By the early 2020s, they will share their two aircraft carriers, also jealously guarded national icons. British warplanes could fly off France's nuclear-powered Charles de Gaulle and French jets deploy on Britain's planned full-deck carrier, the Queen Elizabeth.
Yet these are only the most visible changes. Britain and France will also work together on the next generation of drones and submarine technology, explore shared training and maintenance for the Airbus A400M transporter, jointly procure new missiles and step up co-operation on satellite communications, cyber war and counter-terrorism.
The cross-Channel neighbours are "natural partners", said Cameron, while Sarkozy declared: "We intend to work hand in glove." Both argued that by pooling key resources, each country could maintain its outreach and better defend its borders yet not erode its sovereignty.
The force for the pact comes, simply, from a cash crunch, especially in Britain.
According to the Stockholm International Peace Research Institute (SIPRI), Britain spent more than US$69 billion ($89.5 billion) on defence last year, placing it third in the world after the United States and China, while France spent US$67.31 billion, the fourth largest.
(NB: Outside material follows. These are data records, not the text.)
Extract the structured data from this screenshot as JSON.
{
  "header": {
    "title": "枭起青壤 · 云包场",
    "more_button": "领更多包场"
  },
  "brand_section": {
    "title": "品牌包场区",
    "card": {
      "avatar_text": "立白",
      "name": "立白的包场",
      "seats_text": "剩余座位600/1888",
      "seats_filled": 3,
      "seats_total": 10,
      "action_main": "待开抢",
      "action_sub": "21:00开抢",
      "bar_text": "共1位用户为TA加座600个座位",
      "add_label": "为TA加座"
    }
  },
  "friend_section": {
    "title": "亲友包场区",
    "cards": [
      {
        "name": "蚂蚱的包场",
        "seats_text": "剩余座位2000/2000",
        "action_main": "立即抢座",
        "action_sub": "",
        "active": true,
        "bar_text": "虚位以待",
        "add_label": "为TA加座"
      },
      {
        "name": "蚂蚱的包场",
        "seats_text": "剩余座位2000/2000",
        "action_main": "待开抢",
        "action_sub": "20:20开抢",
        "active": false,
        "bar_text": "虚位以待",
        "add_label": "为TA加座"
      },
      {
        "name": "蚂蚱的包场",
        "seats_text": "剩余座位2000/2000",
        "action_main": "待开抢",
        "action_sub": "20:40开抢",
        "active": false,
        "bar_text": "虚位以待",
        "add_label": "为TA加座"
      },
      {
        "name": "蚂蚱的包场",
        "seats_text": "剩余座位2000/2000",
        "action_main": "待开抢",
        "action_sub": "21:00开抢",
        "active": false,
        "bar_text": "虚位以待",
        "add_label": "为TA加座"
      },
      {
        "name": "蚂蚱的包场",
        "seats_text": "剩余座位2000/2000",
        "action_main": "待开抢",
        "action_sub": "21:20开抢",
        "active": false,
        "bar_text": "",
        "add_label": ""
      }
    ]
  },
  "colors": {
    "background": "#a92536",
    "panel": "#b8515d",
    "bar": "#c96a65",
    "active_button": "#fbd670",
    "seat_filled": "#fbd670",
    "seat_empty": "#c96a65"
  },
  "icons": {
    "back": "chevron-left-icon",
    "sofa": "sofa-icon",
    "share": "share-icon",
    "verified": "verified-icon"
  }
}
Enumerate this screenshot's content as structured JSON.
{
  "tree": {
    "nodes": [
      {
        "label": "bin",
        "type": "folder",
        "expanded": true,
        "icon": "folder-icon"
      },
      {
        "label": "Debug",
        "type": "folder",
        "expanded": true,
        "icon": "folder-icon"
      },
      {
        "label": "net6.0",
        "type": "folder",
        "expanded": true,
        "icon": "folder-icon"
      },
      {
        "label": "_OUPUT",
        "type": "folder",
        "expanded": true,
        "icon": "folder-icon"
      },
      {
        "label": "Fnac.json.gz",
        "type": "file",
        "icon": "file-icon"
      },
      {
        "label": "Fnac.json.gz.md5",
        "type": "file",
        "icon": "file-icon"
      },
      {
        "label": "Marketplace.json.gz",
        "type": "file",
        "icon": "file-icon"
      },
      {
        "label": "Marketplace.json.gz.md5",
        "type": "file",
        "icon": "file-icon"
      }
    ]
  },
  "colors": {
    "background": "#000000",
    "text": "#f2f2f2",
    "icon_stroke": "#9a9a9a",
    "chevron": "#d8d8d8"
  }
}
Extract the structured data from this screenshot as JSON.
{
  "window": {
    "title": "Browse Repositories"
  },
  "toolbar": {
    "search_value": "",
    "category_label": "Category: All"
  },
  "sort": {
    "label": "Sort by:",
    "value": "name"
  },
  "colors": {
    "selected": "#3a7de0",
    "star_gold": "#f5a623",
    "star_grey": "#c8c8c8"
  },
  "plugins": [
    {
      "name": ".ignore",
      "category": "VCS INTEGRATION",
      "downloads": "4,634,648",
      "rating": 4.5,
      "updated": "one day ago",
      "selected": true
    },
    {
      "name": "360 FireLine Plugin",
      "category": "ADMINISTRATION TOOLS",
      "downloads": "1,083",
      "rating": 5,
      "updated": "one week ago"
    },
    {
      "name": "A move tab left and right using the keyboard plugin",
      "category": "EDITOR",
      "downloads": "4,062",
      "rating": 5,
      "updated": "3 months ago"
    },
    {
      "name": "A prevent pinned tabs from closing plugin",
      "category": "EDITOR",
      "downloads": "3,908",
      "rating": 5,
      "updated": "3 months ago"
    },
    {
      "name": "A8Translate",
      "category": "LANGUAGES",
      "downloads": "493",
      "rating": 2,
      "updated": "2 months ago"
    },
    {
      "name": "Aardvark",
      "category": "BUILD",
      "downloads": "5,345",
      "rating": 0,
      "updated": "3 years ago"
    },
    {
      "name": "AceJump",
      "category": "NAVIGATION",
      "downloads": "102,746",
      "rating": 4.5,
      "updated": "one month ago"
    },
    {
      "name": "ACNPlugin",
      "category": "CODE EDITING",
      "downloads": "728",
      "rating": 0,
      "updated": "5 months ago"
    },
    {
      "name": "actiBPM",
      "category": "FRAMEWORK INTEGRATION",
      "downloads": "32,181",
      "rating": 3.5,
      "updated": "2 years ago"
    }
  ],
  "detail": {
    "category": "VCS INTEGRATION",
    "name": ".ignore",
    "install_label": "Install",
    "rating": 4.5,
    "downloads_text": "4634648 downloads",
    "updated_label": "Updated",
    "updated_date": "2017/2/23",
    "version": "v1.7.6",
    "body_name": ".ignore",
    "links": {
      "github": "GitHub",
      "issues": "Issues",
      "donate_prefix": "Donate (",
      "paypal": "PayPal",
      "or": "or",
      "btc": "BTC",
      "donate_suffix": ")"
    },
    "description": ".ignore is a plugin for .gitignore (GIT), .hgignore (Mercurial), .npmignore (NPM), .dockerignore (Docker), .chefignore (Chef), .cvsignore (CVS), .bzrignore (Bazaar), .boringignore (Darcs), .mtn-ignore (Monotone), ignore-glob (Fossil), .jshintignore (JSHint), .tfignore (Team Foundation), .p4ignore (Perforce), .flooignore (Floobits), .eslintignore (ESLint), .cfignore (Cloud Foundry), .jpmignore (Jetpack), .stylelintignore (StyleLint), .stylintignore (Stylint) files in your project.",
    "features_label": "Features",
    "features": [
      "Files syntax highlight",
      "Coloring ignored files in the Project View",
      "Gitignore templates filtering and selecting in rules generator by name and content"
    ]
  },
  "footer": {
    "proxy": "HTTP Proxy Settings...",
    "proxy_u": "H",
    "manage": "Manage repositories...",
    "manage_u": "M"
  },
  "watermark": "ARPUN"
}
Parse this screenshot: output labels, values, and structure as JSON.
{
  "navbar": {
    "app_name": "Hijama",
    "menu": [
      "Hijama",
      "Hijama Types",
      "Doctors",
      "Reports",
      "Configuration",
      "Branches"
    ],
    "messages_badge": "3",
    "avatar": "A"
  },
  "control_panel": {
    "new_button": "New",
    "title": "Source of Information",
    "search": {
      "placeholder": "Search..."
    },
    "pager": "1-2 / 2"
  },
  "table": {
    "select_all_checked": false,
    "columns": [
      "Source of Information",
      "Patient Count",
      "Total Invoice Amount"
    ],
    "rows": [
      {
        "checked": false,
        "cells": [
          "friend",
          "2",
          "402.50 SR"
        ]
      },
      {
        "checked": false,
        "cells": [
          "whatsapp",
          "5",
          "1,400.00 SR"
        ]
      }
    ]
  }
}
Together, Britain and France account for 45 per cent of Europe's defence budget, 50 per cent of its military capacity and 70 per cent of all spending in military research and development. Britain and France are among the few members of Nato to honour the alliance's minimum requirement of earmarking at least 2 per cent of gross national product (GNP) on defence.
Yet these huge outlays have been relentlessly squeezed by the aftermath of the 2008 financial crisis, by the cost of deployment in Afghanistan (and, in Britain's case, in Iraq too) and by the spiralling cost of new equipment and maintaining a nuclear posture.
Over the past 10 years, a whole series of procurement schemes has run into storms. They include national ventures, such as France's Rafale fighter, which was developed in the 1980s but has failed to secure an export market, and Britain's plans to build two 65,000-tonne aircraft carriers, the largest ships the Royal Navy has commissioned.
Plans for the second flat-top, the HMS Prince of Wales, were already in doubt following a budget review last month, which slashed Britain's defence allocations by 8 per cent, and are likely now to be doomed if co-operation with France goes ahead. Multinational schemes such as the A400M and the four-nation Typhoon Eurofighter have been hit by catastrophic price increases, reduced orders and delays.
Analysts say that Europe's two military giants should be able to achieve economies of scale in important areas. Soon after the pact was announced, BAE Systems of Britain and Dassault of France declared they were willing to work together on unmanned aircraft.
Opinions differ, though, whether co-operation will work when national interests - either strategic or economic - are in conflict, and how joint operations will unfold when two diverse military cultures are involved.
"What will be interesting now is how they manage strategic control and who will authorise what," a New Zealand military source told the Herald.
"There will be many global situations where both are equally affected, such as with Nato and the UN. But let's wait and see what happens when you have French aircraft on a UK carrier or vice versa, and you have a situation where one country is affected, such as for example, Argentina and the Falkland Islands, or something in Tahiti or Noumea, which is in the French zone of influence. There is no guarantee the UK will share France's view."
In contrast, Alastair Cameron at the Royal United Services Institute thinktank said he was convinced the treaty could work, and even blaze a trail where previous European security ventures had failed.
Among projects that have faltered or are dormant are the Eurocorps, which exists only as a token Franco-German force of 1000 troops, and plans set 12 years ago, under Tony Blair and Jacques Chirac, for France and Britain to jointly build warships.
Alastair Cameron said the difference today was in a new pragmatism.
"What we have here is not a statement of intent, it is practical co-operation that has been at work for months now, before the [May British] general elections," he said.
"There will be many areas in which this co-operation is effective," he added. "In addition, assets will remain nationally owned, and there is not a veto that one country will have over the use of those assets. What we are talking about is putting together those assets where and when we are able to see eye-to-eye on the importance of the mission."
If it works, other nations in Europe could be spurred to pool resources, he said. In what could be early signs of this trend, Belgium, France, Germany and the Netherlands agreed in June to group nearly 200 transport aircraft under a single command. Italian Prime Minister Silvio Berlusconi has said that states could halve their defence budgets if they pooled resources. The question will be put to the next EU summit, on December 16 and 17, after being debated by defence ministers, he said.